Eu sempre disse que quis trabalhar no meio da música. Era o que eu entendia, o que eu sabia fazer. Mas agora tudo que restou não era a alma. Era o negócio. A alma havia se perdido para sempre. E quando percebi, após dois anos de árduos estudos, eu estava matriculado na faculdade de administração e em seguida, economia. Porque tudo o que restou da música foi a sua indústria, e foi através dela que dei finalmente um legado meu para a humanidade. Idorus. Para que ela as devore e as esqueça.
Ela não merece nada mais do que isso.
Há uns dois anos, um pessoal que fazia buscas arqueológicas, no sentido de reconstruir o que havia sido perdido, vasculhou as cinzas da Tower Records de Nova York. CDs de plástico não têm vida útil tão grande quanto os velhos vinis, ainda mais após a devastação Zentradi, mas conseguiram encontrar um cd em bom estado dos Rolling Stones. Tentaram tocar de todas as formas, rastrear as trilhas magnéticas... mas o esforço foi infrutífero. Tudo foi perdido.
Era o Out of Our Heads.
Quando eu soube, sozinho no meu apartamento, que nada foi recuperado, não consegui mais dormir naquela noite. Chorei um pouco.
POSFÁCIO DO AUTOR:
Bem, eu não planejei as referências, mas uma vez que elas existem, vou tentar falar um pouco delas.
O Out of The Heads foi um disco da fase inicial dos Stones, ainda pela gravadora Decca, que contém a música Heart of Stone. Essa música era parte da concepção original do conto. Tem a ver com o que nosso narrador se tornou, e nas minhas idéias iniciais eu tinha uma vaga idéia de um confronto do protagonista com outros aspectos perdidos de seu passado - aspectos que nem ele se dava conta, mas podem ser até percebidos no texto - basta juntar dois mais dois. No entanto, à medida em que eu escrevia, a história foi se tornando outra história.

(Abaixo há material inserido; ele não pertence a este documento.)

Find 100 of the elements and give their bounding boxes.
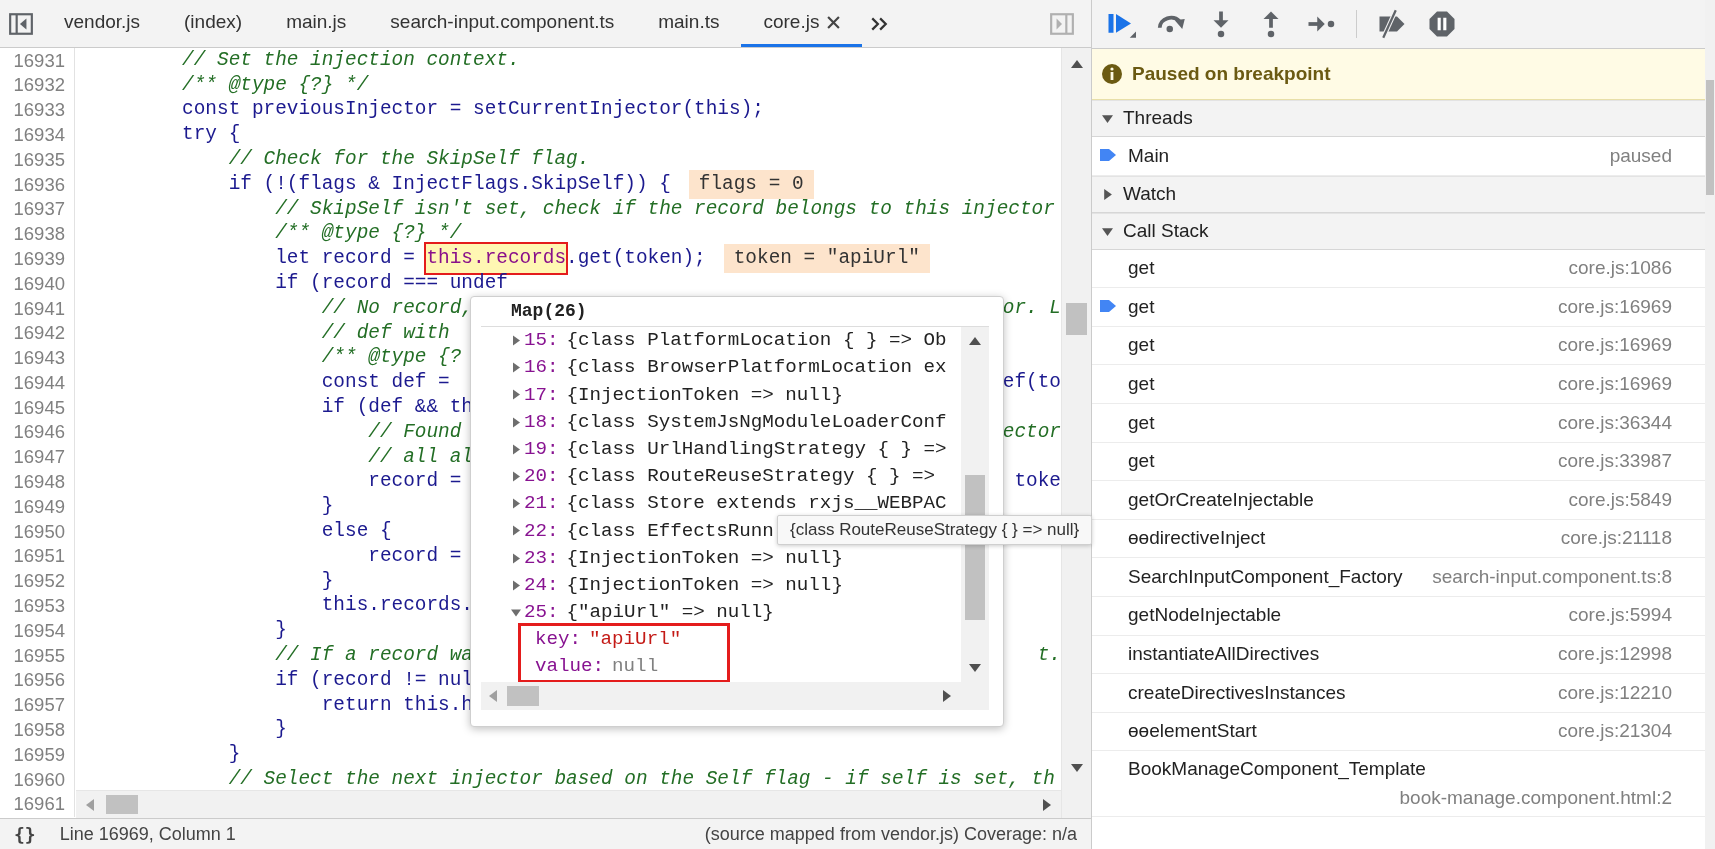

Tiffany e Debbie Gibson vocês não precisam conhecer. Foram cantoras pré-fabricadas de segunda, e acredite... Britney Spears é tão ruim QUANTO.
Já Blondie vocês tem que conhecer. É uma das boas coisas que o pós-punk trouxe. "Rapture" é um dos marcos da música pop, por mostrar uma das primeiras aproximações do pop com o rap(que ainda era coisa de gueto, naquele início dos anos oitenta), e acredite: poucas vezes eu ouvi uma voz tão sensual quanto a da Debbie Harry, vocalista da banda, nessa música...
Quanto a Neil Peart, se você não toca bateria, basta saber que ele é o baterista do Rush.
Bem, é isso. Meu mail é Espero que tenham gostado.
E lembrem-se: É somente Rock'n Roll, mas eu gosto... apesar das profecias negras da ficção científica.